Beerli noted the organisation is active in many parts of the world, with medical stations for injured civilians with on-call surgeons as the central areas of operation.

“If we look a bit around the world, we see quite a lot of hot points at the moment. The ICRC is working in all of the big conflict zones around the world. Our biggest operation last year and the next two years will be both in Iraq and Syria and we are operating together with our Syrian Red Cross partners for inside help as well as our Iraqi Red Cross partners to give us the additional intel we need,” she said.

She added ICRC’s second biggest operation is in South Sudan along with the horn of Africa. The area is on the edge of famine not just because of internal conflict, but also because of natural disasters that have brought critical devastation.

“One operation that I have to mention that is very close to my heart would be Yemen. It is such a brutal situation for the civilian population to endure. The medical facilities in a certain sense are crumbling down. Unfortunately, only 35 percent are in working mode at the moment. Cholera is one of the main infections that is affecting the population and children are more susceptible,” she added.
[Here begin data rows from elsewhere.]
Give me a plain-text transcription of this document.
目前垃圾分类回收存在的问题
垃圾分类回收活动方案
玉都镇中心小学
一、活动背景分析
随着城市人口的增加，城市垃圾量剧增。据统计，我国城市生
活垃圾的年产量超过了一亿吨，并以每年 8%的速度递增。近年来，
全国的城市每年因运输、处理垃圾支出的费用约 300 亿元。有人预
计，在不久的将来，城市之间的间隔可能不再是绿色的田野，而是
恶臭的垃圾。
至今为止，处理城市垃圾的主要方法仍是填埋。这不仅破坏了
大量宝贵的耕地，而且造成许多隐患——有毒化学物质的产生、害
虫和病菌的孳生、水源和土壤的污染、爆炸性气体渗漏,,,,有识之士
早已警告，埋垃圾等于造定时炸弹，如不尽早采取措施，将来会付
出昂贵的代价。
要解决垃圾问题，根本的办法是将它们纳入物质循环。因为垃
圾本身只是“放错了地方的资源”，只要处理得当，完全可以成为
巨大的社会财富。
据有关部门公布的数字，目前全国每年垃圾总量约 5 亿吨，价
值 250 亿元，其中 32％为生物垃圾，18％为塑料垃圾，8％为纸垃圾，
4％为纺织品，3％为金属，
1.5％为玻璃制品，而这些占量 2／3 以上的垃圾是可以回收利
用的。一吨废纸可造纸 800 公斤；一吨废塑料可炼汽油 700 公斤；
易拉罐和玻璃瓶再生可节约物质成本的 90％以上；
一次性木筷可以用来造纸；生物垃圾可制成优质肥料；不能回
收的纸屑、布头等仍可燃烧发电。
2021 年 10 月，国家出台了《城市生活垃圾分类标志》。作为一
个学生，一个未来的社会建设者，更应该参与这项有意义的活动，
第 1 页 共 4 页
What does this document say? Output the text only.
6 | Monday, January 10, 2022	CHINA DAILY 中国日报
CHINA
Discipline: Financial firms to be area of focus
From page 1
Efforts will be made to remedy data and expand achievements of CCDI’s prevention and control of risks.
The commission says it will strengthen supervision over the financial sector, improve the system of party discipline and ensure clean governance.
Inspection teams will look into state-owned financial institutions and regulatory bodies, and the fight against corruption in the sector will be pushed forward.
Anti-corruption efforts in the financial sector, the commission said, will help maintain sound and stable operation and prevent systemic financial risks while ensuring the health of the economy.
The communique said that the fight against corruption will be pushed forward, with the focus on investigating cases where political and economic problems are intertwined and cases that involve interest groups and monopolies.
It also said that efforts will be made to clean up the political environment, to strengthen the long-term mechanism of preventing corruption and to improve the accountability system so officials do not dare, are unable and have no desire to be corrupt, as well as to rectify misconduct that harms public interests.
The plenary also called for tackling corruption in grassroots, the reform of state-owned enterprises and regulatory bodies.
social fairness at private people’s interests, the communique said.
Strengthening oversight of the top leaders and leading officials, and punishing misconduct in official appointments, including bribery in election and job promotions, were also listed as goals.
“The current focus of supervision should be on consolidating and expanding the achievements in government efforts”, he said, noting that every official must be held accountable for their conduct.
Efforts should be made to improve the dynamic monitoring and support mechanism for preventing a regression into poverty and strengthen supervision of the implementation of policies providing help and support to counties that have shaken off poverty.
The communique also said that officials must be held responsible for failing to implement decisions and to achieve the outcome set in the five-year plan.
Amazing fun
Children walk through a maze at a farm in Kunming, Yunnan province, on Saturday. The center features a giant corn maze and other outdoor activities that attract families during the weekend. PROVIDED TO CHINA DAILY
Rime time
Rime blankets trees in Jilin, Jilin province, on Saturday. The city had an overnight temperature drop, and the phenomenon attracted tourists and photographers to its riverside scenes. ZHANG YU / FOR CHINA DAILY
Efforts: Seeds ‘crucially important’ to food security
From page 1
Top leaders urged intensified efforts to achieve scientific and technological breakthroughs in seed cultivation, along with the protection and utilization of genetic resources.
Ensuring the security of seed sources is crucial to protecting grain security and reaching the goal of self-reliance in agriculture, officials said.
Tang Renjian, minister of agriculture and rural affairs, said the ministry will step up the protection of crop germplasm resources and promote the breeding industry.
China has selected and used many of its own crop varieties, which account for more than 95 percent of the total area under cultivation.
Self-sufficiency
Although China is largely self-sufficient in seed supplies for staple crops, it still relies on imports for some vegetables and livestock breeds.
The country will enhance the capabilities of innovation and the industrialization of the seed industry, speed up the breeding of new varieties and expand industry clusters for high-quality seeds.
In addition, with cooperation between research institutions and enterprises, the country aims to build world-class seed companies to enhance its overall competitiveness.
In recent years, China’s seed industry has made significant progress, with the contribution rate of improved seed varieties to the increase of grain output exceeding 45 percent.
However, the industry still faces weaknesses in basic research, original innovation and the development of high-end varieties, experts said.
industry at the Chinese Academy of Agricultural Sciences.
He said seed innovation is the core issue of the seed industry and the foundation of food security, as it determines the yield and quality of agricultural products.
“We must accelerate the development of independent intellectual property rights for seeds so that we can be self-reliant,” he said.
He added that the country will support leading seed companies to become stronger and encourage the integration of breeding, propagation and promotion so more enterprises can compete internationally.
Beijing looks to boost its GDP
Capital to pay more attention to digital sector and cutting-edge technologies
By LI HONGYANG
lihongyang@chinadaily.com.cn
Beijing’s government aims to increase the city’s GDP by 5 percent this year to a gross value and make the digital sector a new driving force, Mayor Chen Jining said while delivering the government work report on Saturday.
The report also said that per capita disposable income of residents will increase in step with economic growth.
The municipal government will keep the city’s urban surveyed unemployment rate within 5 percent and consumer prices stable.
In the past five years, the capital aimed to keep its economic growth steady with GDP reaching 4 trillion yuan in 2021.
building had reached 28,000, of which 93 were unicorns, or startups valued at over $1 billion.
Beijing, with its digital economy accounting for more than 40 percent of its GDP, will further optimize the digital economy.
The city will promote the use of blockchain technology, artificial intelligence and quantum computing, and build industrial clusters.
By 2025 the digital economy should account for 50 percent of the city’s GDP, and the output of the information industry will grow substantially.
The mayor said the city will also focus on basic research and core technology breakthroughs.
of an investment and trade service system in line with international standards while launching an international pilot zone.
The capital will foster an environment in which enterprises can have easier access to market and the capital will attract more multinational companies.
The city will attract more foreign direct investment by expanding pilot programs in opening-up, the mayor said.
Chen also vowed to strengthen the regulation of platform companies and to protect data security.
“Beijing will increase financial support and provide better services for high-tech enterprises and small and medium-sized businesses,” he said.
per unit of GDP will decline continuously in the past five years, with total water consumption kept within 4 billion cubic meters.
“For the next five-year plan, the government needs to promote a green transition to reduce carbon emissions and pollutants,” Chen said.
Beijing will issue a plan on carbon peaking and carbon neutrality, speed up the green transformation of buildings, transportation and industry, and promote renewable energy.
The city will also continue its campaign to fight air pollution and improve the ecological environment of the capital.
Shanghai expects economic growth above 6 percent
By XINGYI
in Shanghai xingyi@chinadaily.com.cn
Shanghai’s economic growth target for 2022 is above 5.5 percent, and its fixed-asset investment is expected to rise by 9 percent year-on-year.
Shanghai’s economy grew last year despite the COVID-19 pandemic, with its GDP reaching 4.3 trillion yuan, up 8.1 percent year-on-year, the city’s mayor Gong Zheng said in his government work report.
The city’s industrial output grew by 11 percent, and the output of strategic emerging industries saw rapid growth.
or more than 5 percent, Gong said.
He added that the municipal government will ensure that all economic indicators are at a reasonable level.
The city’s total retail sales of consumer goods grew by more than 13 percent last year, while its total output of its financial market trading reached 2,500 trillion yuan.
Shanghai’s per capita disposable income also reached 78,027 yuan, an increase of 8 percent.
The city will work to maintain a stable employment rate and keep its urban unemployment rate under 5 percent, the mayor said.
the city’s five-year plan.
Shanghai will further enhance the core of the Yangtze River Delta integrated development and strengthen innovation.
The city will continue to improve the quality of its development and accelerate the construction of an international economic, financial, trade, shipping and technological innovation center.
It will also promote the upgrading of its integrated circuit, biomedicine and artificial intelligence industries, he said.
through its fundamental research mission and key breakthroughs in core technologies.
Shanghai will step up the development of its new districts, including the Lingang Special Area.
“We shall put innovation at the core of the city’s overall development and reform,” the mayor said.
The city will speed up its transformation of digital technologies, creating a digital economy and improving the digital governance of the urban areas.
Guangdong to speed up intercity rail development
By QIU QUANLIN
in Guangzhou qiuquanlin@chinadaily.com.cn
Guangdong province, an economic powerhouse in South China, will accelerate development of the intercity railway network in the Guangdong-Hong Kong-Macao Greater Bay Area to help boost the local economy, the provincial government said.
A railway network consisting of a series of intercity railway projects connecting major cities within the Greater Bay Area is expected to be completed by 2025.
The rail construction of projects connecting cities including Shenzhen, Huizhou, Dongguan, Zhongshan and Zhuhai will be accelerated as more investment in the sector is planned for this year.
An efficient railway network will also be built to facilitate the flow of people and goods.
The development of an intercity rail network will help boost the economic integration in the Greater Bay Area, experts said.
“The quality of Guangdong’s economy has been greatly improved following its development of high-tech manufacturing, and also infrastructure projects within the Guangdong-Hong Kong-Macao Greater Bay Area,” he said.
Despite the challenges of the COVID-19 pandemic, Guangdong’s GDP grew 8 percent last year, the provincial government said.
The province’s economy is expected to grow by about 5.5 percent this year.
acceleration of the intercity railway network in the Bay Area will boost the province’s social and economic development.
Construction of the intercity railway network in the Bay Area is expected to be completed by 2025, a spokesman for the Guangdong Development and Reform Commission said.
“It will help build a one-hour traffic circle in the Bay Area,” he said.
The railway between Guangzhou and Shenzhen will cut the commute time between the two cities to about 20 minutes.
Beerli also went into detail about the way technology plays a vital role in aiding the civilian population to get the help it needs as quickly as possible through a simple app that can be downloaded onto smart phones.

“We are very convinced that we have to be ahead of the technological curve, because it helps us to bring the best and most up to date information we can without physically being at the site of the devastation,” she said.

“For example, Aleppo, Syria is a great example in a certain sense, because we used an old traditional outlet of helping citizens to find clean water with the use of a modern tech tool. We geotagged all of the fountains that you can find throughout the city and then afterward we made an application that gives civilians assistance to locate their exact GPS coordinates,” she added.

Beerli emphasised the importance of the technology due to more and more war-torn areas that are quickly seeping into urban regions, which in turn brings power outages and stagnates once fully-operational water pipes. With the app, residents are able to find the closest clean water fountain within their vicinity.

“We are currently working with a corporate partner on smart grids; imagine this smart grid is connected to a big battery via solar panels. The electricity is stored in the solar panels, which in turn flows to the smart grid. Its benefits are that we are able to distribute the power evenly. It is only working in pilot mode for now, but the whole idea behind it is that in the future, we want to be able to have our surgical team work in remote areas which would not have been possible before,” she said.